Jan. 22 (Bloomberg) -- Koch Pipeline Co. called off plans to build a 250,000-barrel-a-day crude line to Illinois from North Dakota’s Bakken formation, where a shale boom has helped lift domestic production to the highest in a quarter-century.
The indirect subsidiary of Koch Industries Inc., one of the largest private companies in the U.S., is no longer developing the so-called Dakota Express pipeline, Jake Reint, a Koch spokesman, said by e-mail yesterday. He didn’t provide a reason for the decision. The Wichita, Kansas-based company was scheduled to hold a 45-day open season to gauge interest from potential shippers on the line in July.
“The non-binding open season for the Dakota Express pipeline is no longer being pursued,” Reint, based in Wichita, said in the e-mail.

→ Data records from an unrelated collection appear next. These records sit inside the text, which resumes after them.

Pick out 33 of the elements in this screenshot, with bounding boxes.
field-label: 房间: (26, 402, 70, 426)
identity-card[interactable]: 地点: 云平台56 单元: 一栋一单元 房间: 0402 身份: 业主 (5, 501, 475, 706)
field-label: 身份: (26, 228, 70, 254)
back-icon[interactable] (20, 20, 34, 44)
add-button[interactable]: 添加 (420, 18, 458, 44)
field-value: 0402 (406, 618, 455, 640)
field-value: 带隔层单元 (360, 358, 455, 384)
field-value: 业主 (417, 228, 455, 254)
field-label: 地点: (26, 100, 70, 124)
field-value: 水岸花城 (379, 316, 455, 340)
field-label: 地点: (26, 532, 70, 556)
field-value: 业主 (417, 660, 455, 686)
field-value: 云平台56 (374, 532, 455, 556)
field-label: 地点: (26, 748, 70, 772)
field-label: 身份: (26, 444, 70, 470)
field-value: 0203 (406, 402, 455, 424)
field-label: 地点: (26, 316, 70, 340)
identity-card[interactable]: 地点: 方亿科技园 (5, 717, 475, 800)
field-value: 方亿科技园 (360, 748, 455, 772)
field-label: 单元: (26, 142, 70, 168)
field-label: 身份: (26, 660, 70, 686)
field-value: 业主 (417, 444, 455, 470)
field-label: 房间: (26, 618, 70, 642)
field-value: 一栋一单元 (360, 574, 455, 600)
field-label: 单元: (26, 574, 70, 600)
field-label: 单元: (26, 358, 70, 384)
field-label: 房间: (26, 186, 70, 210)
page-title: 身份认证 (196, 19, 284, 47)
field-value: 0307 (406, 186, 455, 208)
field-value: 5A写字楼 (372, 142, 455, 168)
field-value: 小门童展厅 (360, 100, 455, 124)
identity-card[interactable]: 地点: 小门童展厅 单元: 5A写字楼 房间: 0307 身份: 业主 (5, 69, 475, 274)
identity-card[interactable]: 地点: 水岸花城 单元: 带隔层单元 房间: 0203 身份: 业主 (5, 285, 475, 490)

Hydraulic fracturing and horizontal drilling have helped producers reach shale deposits of oil across the middle of the U.S. from North Dakota to Texas, sending domestic output to the highest level since 1988. Koch proposed the Dakota Express line to help get the growing glut of oil to refiners in the U.S. Midwest. It was considering a extension to the Gulf Coast.
Bakken oil for delivery at Clearbrook, Minnesota, was unchanged relative to the U.S. benchmark crude West Texas Intermediate at a discount of $2.30 a barrel, data compiled by Bloomberg at 1:43 p.m. New York time show. The oil has narrowed the gap against WTI from $7.50 on Dec. 31.
Koch would have used its existing Wood River pipeline, which has delivered crude to refineries in the Minneapolis-St. Paul region, to complete the Dakota Express project, the company said in June. While the Wood River line “remains operable and in good condition,” Koch stopped accepting nominations on it in February 2013, Reint said yesterday.